On April 17, Washington Governor Jay Inslee signed into law a new piece of legislation (SSB 5031), which formally adds virtual currency to its money transmitter law. The legislation—introduced at the request of the Washington Department of Financial Institutions (DFI)—amends the definition of money transmission to include virtual currency, which is defined as “a digital representation of value used as a medium of exchange, a unit of account, or a store of value, but does not have legal tender status as recognized by the United States government.” The definition of virtual currency does not, however, include “the software or protocols governing the transfer of the digital representation of value or other uses of virtual distributed ledger systems to verify ownership or authenticity in a digital capacity when the virtual currency is not used as a medium of exchange.” The new law requires that applicants for a money transmitter license with business models that store virtual currency on behalf of others must provide a third-party security audit of all electronic information and data systems acceptable to DFI. Furthermore, licensees transmitting virtual currencies must now hold “like-kind virtual currencies” of the same volume as that held by the licensee but which is obligated to consumers in lieu of permissible investments.

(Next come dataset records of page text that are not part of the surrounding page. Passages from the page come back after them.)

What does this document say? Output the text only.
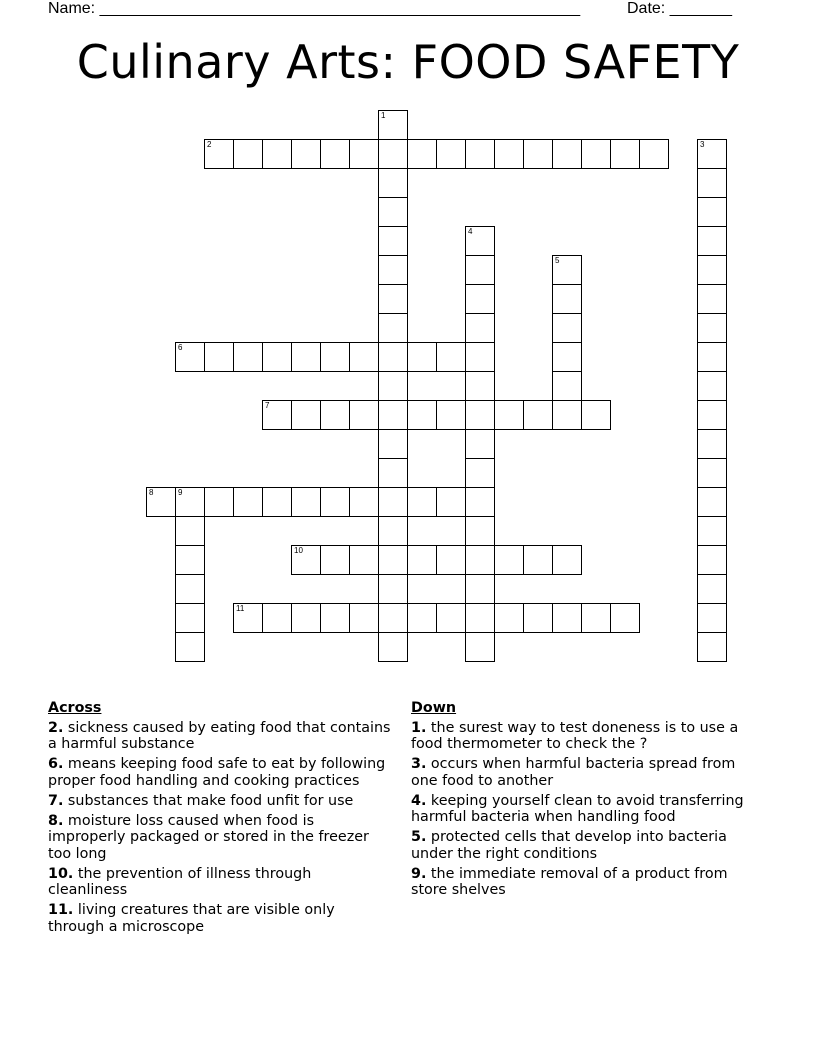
Name: ______________________________________________________

	Date: _______

Culinary Arts: FOOD SAFETY
1
2	3
4
5
6
7
8	9
10
11
Across
2. sickness caused by eating food that contains a harmful substance
6. means keeping food safe to eat by following proper food handling and cooking practices
7. substances that make food unfit for use
8. moisture loss caused when food is improperly packaged or stored in the freezer too long
10. the prevention of illness through cleanliness
11. living creatures that are visible only through a microscope
Down
1. the surest way to test doneness is to use a food thermometer to check the ?
3. occurs when harmful bacteria spread from one food to another
4. keeping yourself clean to avoid transferring harmful bacteria when handling food
5. protected cells that develop into bacteria under the right conditions
9. the immediate removal of a product from store shelves
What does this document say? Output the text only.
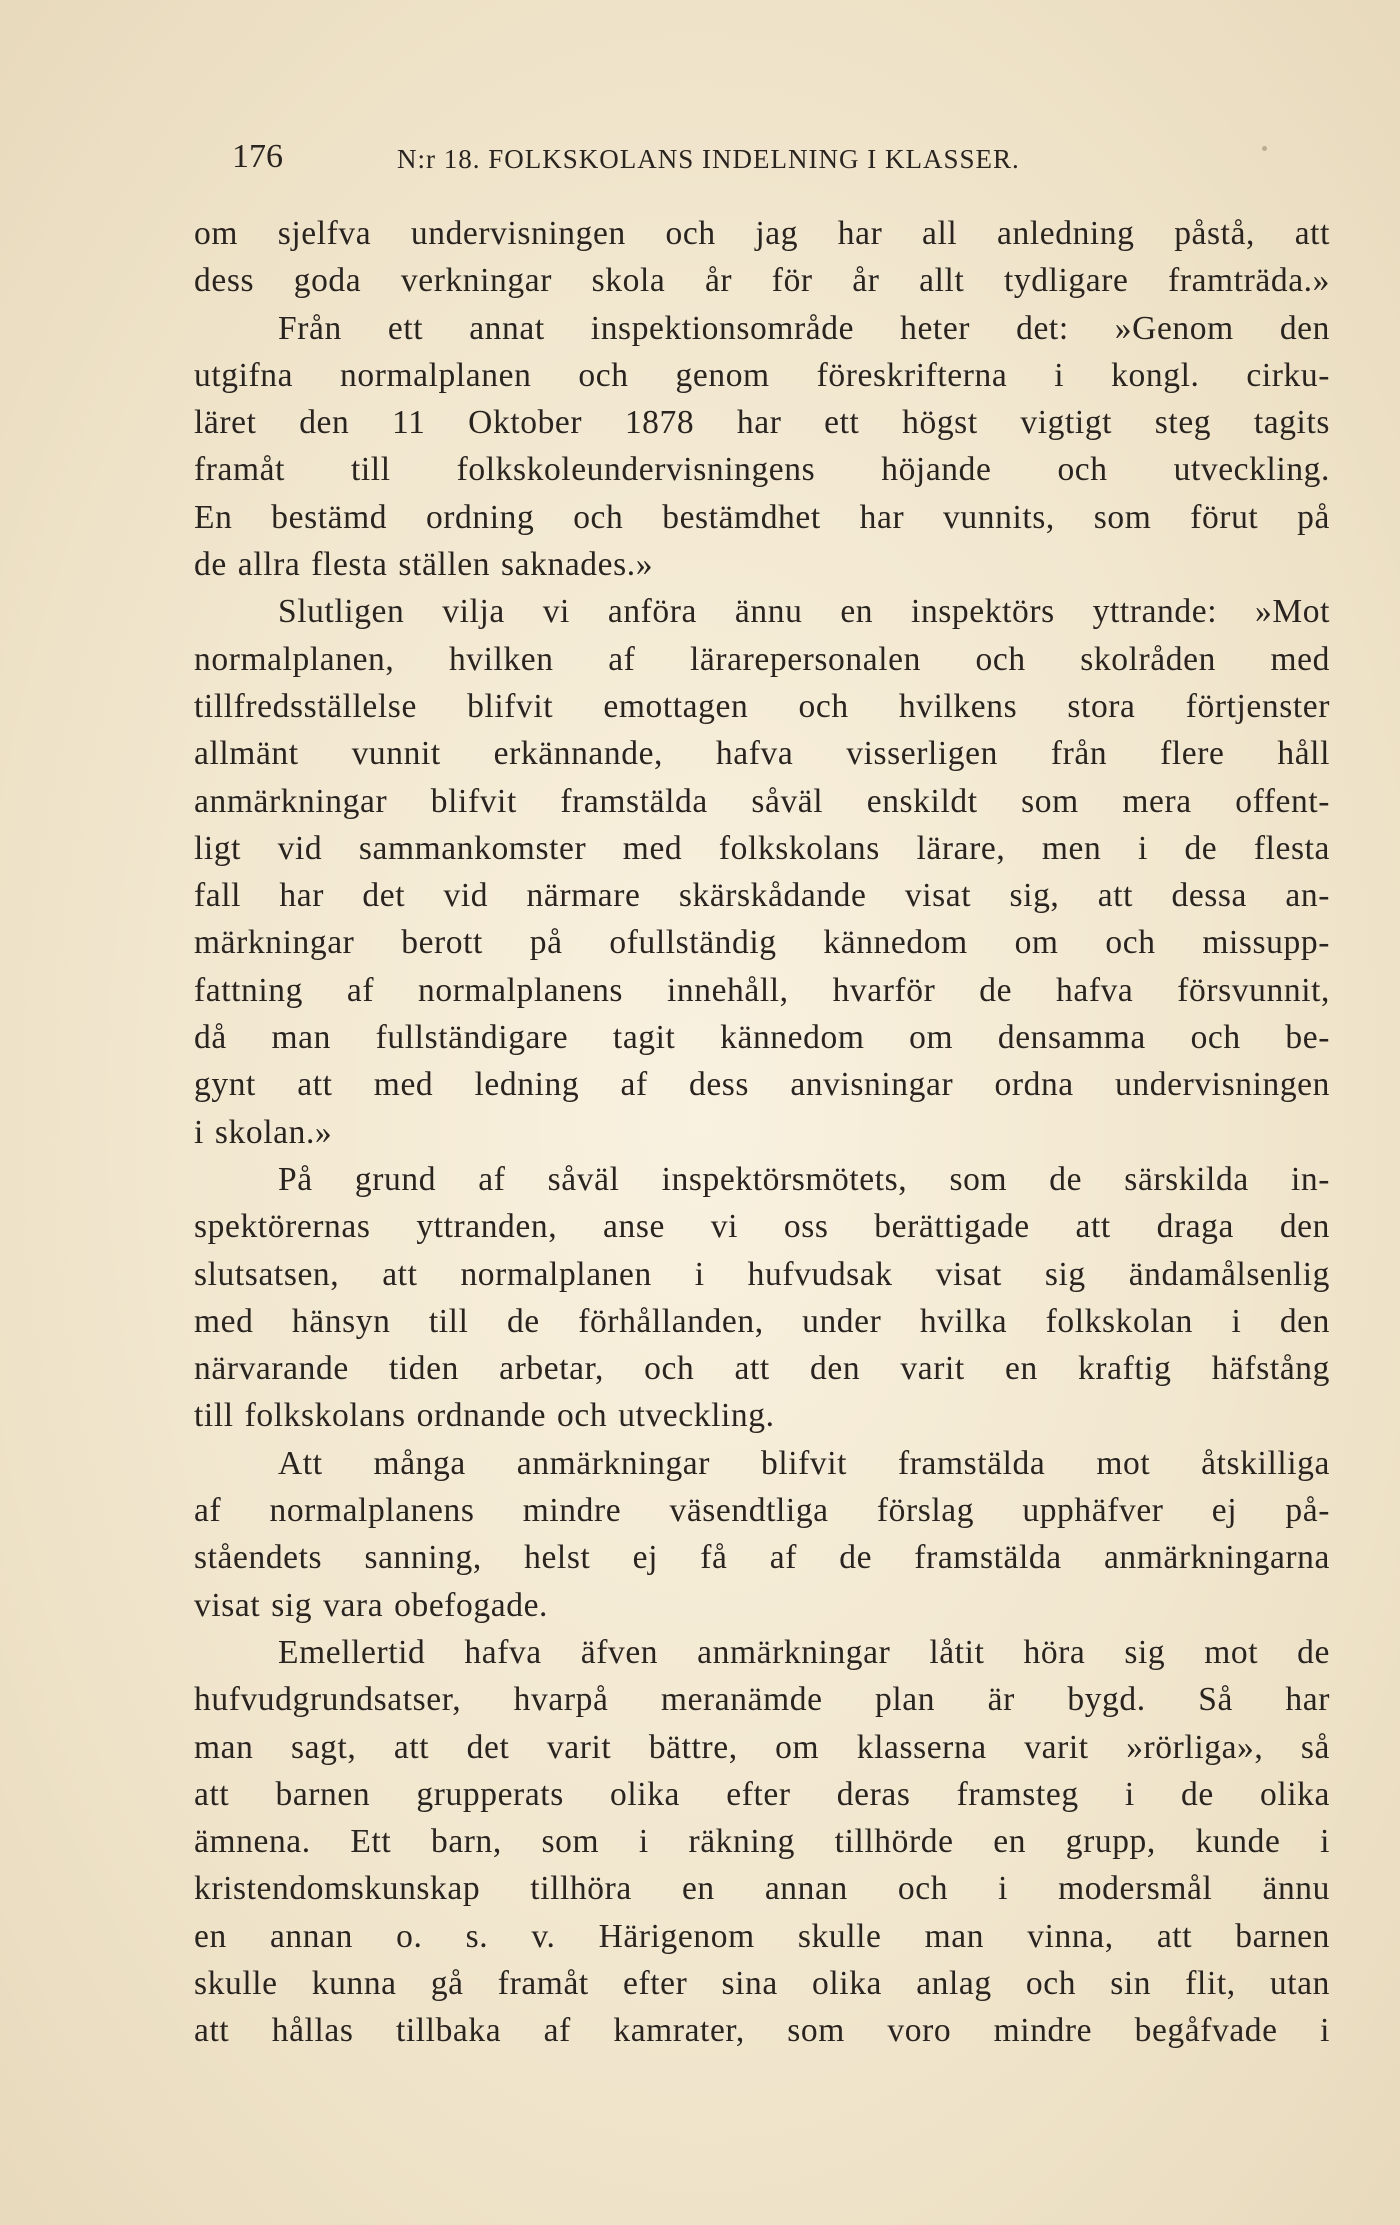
176	N:r 18. FOLKSKOLANS INDELNING I KLASSER.
om sjelfva undervisningen och jag har all anledning påstå, att
dess goda verkningar skola år för år allt tydligare framträda.»
Från ett annat inspektionsområde heter det: »Genom den
utgifna normalplanen och genom föreskrifterna i kongl. cirku-
läret den 11 Oktober 1878 har ett högst vigtigt steg tagits
framåt till folkskoleundervisningens höjande och utveckling.
En bestämd ordning och bestämdhet har vunnits, som förut på
de allra flesta ställen saknades.»
Slutligen vilja vi anföra ännu en inspektörs yttrande: »Mot
normalplanen, hvilken af lärarepersonalen och skolråden med
tillfredsställelse blifvit emottagen och hvilkens stora förtjenster
allmänt vunnit erkännande, hafva visserligen från flere håll
anmärkningar blifvit framstälda såväl enskildt som mera offent-
ligt vid sammankomster med folkskolans lärare, men i de flesta
fall har det vid närmare skärskådande visat sig, att dessa an-
märkningar berott på ofullständig kännedom om och missupp-
fattning af normalplanens innehåll, hvarför de hafva försvunnit,
då man fullständigare tagit kännedom om densamma och be-
gynt att med ledning af dess anvisningar ordna undervisningen
i skolan.»
På grund af såväl inspektörsmötets, som de särskilda in-
spektörernas yttranden, anse vi oss berättigade att draga den
slutsatsen, att normalplanen i hufvudsak visat sig ändamålsenlig
med hänsyn till de förhållanden, under hvilka folkskolan i den
närvarande tiden arbetar, och att den varit en kraftig häfstång
till folkskolans ordnande och utveckling.
Att många anmärkningar blifvit framstälda mot åtskilliga
af normalplanens mindre väsendtliga förslag upphäfver ej på-
ståendets sanning, helst ej få af de framstälda anmärkningarna
visat sig vara obefogade.
Emellertid hafva äfven anmärkningar låtit höra sig mot de
hufvudgrundsatser, hvarpå meranämde plan är bygd. Så har
man sagt, att det varit bättre, om klasserna varit »rörliga», så
att barnen grupperats olika efter deras framsteg i de olika
ämnena. Ett barn, som i räkning tillhörde en grupp, kunde i
kristendomskunskap tillhöra en annan och i modersmål ännu
en annan o. s. v. Härigenom skulle man vinna, att barnen
skulle kunna gå framåt efter sina olika anlag och sin flit, utan
att hållas tillbaka af kamrater, som voro mindre begåfvade i
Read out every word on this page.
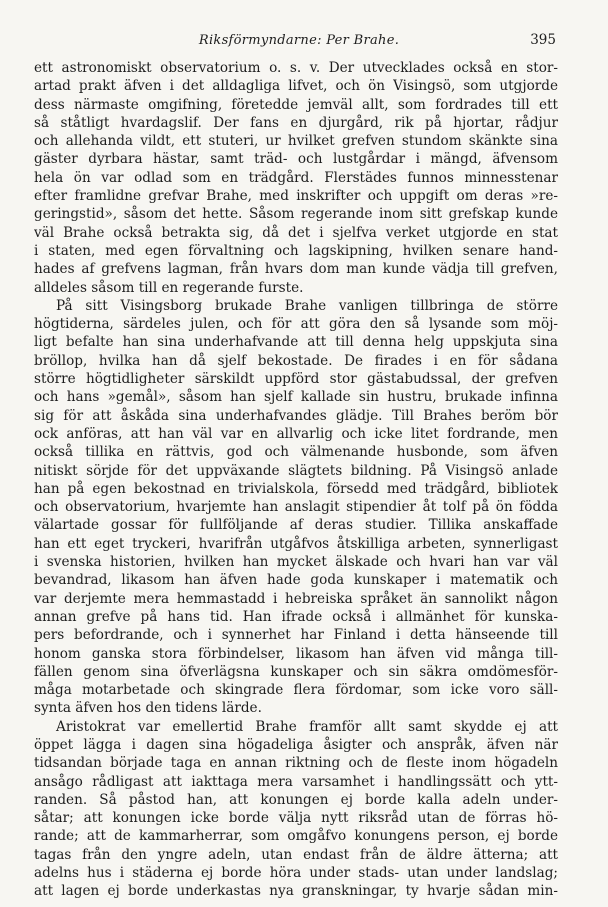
Riksförmyndarne: Per Brahe.	395
ett astronomiskt observatorium o. s. v. Der utvecklades också en stor-
artad prakt äfven i det alldagliga lifvet, och ön Visingsö, som utgjorde
dess närmaste omgifning, företedde jemväl allt, som fordrades till ett
så ståtligt hvardagslif. Der fans en djurgård, rik på hjortar, rådjur
och allehanda vildt, ett stuteri, ur hvilket grefven stundom skänkte sina
gäster dyrbara hästar, samt träd- och lustgårdar i mängd, äfvensom
hela ön var odlad som en trädgård. Flerstädes funnos minnesstenar
efter framlidne grefvar Brahe, med inskrifter och uppgift om deras »re-
geringstid», såsom det hette. Såsom regerande inom sitt grefskap kunde
väl Brahe också betrakta sig, då det i sjelfva verket utgjorde en stat
i staten, med egen förvaltning och lagskipning, hvilken senare hand-
hades af grefvens lagman, från hvars dom man kunde vädja till grefven,
alldeles såsom till en regerande furste.
På sitt Visingsborg brukade Brahe vanligen tillbringa de större
högtiderna, särdeles julen, och för att göra den så lysande som möj-
ligt befalte han sina underhafvande att till denna helg uppskjuta sina
bröllop, hvilka han då sjelf bekostade. De firades i en för sådana
större högtidligheter särskildt uppförd stor gästabudssal, der grefven
och hans »gemål», såsom han sjelf kallade sin hustru, brukade infinna
sig för att åskåda sina underhafvandes glädje. Till Brahes beröm bör
ock anföras, att han väl var en allvarlig och icke litet fordrande, men
också tillika en rättvis, god och välmenande husbonde, som äfven
nitiskt sörjde för det uppväxande slägtets bildning. På Visingsö anlade
han på egen bekostnad en trivialskola, försedd med trädgård, bibliotek
och observatorium, hvarjemte han anslagit stipendier åt tolf på ön födda
välartade gossar för fullföljande af deras studier. Tillika anskaffade
han ett eget tryckeri, hvarifrån utgåfvos åtskilliga arbeten, synnerligast
i svenska historien, hvilken han mycket älskade och hvari han var väl
bevandrad, likasom han äfven hade goda kunskaper i matematik och
var derjemte mera hemmastadd i hebreiska språket än sannolikt någon
annan grefve på hans tid. Han ifrade också i allmänhet för kunska-
pers befordrande, och i synnerhet har Finland i detta hänseende till
honom ganska stora förbindelser, likasom han äfven vid många till-
fällen genom sina öfverlägsna kunskaper och sin säkra omdömesför-
måga motarbetade och skingrade flera fördomar, som icke voro säll-
synta äfven hos den tidens lärde.
Aristokrat var emellertid Brahe framför allt samt skydde ej att
öppet lägga i dagen sina högadeliga åsigter och anspråk, äfven när
tidsandan började taga en annan riktning och de fleste inom högadeln
ansågo rådligast att iakttaga mera varsamhet i handlingssätt och ytt-
randen. Så påstod han, att konungen ej borde kalla adeln under-
såtar; att konungen icke borde välja nytt riksråd utan de förras hö-
rande; att de kammarherrar, som omgåfvo konungens person, ej borde
tagas från den yngre adeln, utan endast från de äldre ätterna; att
adelns hus i städerna ej borde höra under stads- utan under landslag;
att lagen ej borde underkastas nya granskningar, ty hvarje sådan min-
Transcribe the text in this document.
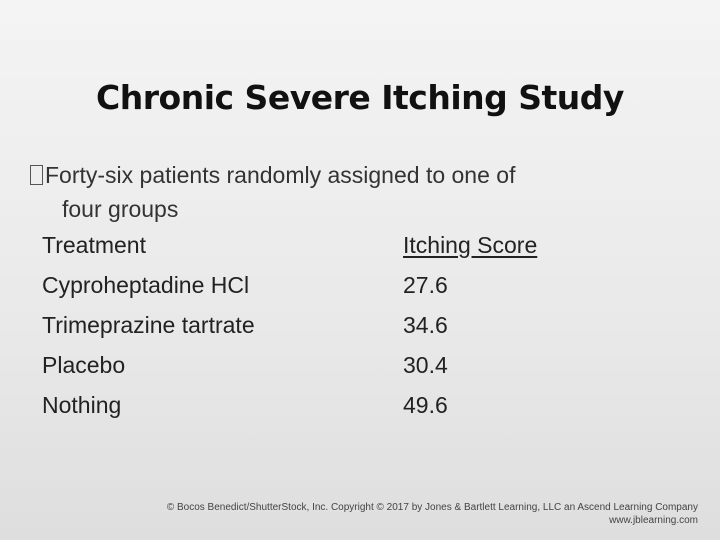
Chronic Severe Itching Study
Forty-six patients randomly assigned to one of
four groups
Treatment	Itching Score
Cyproheptadine HCl	27.6
Trimeprazine tartrate	34.6
Placebo	30.4
Nothing	49.6
© Bocos Benedict/ShutterStock, Inc. Copyright © 2017 by Jones & Bartlett Learning, LLC an Ascend Learning Company
www.jblearning.com
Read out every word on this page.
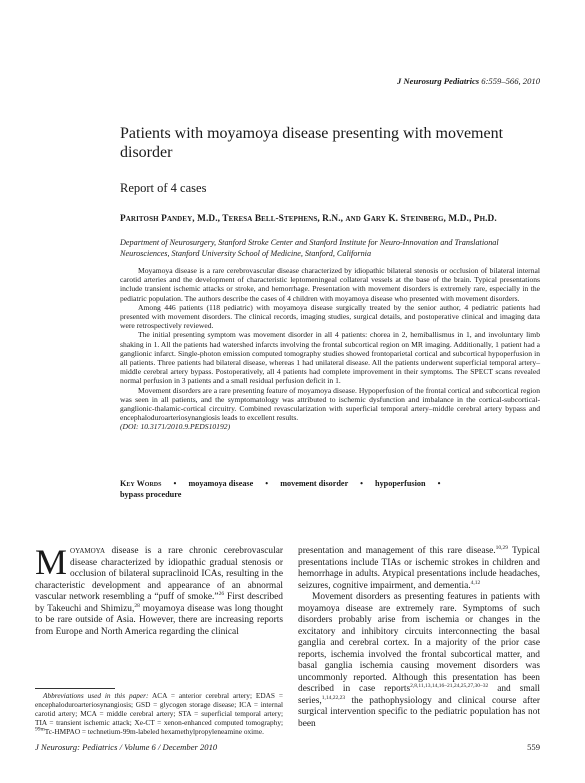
J Neurosurg Pediatrics 6:559–566, 2010
Patients with moyamoya disease presenting with movement disorder
Report of 4 cases
Paritosh Pandey, M.D., Teresa Bell-Stephens, R.N., and Gary K. Steinberg, M.D., Ph.D.
Department of Neurosurgery, Stanford Stroke Center and Stanford Institute for Neuro-Innovation and Translational Neurosciences, Stanford University School of Medicine, Stanford, California

Moyamoya disease is a rare cerebrovascular disease characterized by idiopathic bilateral stenosis or occlusion of bilateral internal carotid arteries and the development of characteristic leptomeningeal collateral vessels at the base of the brain. Typical presentations include transient ischemic attacks or stroke, and hemorrhage. Presentation with movement disorders is extremely rare, especially in the pediatric population. The authors describe the cases of 4 children with moyamoya disease who presented with movement disorders.

Among 446 patients (118 pediatric) with moyamoya disease surgically treated by the senior author, 4 pediatric patients had presented with movement disorders. The clinical records, imaging studies, surgical details, and postoperative clinical and imaging data were retrospectively reviewed.

The initial presenting symptom was movement disorder in all 4 patients: chorea in 2, hemiballismus in 1, and involuntary limb shaking in 1. All the patients had watershed infarcts involving the frontal subcortical region on MR imaging. Additionally, 1 patient had a ganglionic infarct. Single-photon emission computed tomography studies showed frontoparietal cortical and subcortical hypoperfusion in all patients. Three patients had bilateral disease, whereas 1 had unilateral disease. All the patients underwent superficial temporal artery–middle cerebral artery bypass. Postoperatively, all 4 patients had complete improvement in their symptoms. The SPECT scans revealed normal perfusion in 3 patients and a small residual perfusion deficit in 1.

Movement disorders are a rare presenting feature of moyamoya disease. Hypoperfusion of the frontal cortical and subcortical region was seen in all patients, and the symptomatology was attributed to ischemic dysfunction and imbalance in the cortical-subcortical-ganglionic-thalamic-cortical circuitry. Combined revascularization with superficial temporal artery–middle cerebral artery bypass and encephaloduroarteriosynangiosis leads to excellent results.
(DOI: 10.3171/2010.9.PEDS10192)

Key Words • moyamoya disease • movement disorder • hypoperfusion •
bypass procedure

Moyamoya disease is a rare chronic cerebrovascular disease characterized by idiopathic gradual stenosis or occlusion of bilateral supraclinoid ICAs, resulting in the characteristic development and appearance of an abnormal vascular network resembling a “puff of smoke.”$^{26}$ First described by Takeuchi and Shimizu,$^{28}$ moyamoya disease was long thought to be rare outside of Asia. However, there are increasing reports from Europe and North America regarding the clinical

Abbreviations used in this paper: ACA = anterior cerebral artery; EDAS = encephaloduroarteriosynangiosis; GSD = glycogen storage disease; ICA = internal carotid artery; MCA = middle cerebral artery; STA = superficial temporal artery; TIA = transient ischemic attack; Xe-CT = xenon-enhanced computed tomography; $^{99m}$Tc-HMPAO = technetium-99m-labeled hexamethylpropyleneamine oxime.

presentation and management of this rare disease.$^{10,29}$ Typical presentations include TIAs or ischemic strokes in children and hemorrhage in adults. Atypical presentations include headaches, seizures, cognitive impairment, and dementia.$^{4,12}$

Movement disorders as presenting features in patients with moyamoya disease are extremely rare. Symptoms of such disorders probably arise from ischemia or changes in the excitatory and inhibitory circuits interconnecting the basal ganglia and cerebral cortex. In a majority of the prior case reports, ischemia involved the frontal subcortical matter, and basal ganglia ischemia causing movement disorders was uncommonly reported. Although this presentation has been described in case reports$^{2,8,11,13,14,16-21,24,25,27,30-32}$ and small series,$^{1,14,22,23}$ the pathophysiology and clinical course after surgical intervention specific to the pediatric population has not been

J Neurosurg: Pediatrics / Volume 6 / December 2010	559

Among other disclosures, virtual currency licensees must disclose to consumers a schedule of fees and charges, whether the product or service is insured, that the transfer is irrevocable, and the licensee's liability for mistakes. Among other provisions, the law:

  • outlines new bond requirements for online currency exchange licensees;
  • expands supervisory powers allowing DFI to participate in joint or concurrent examinations with other state or federal agencies;
  • mandates that licensees report all licensee branch locations and all authorized delegates to the nationwide licensing system within 30 days of the contractual agreement with the licensee to provide money services in the state;
  • makes civil penalties $100 per violation per day for each day a violation is outstanding; and
  • excludes from its definition of “money transmission” the “provision solely of connection services to the internet, telecommunications services, or network access; units of value that are issued in affinity or rewards programs that cannot be redeemed for either money or virtual currencies; and units of value that are used solely within online gaming platforms that have no market or application outside of the gaming platforms.”

The law goes into effect July 23, 2017.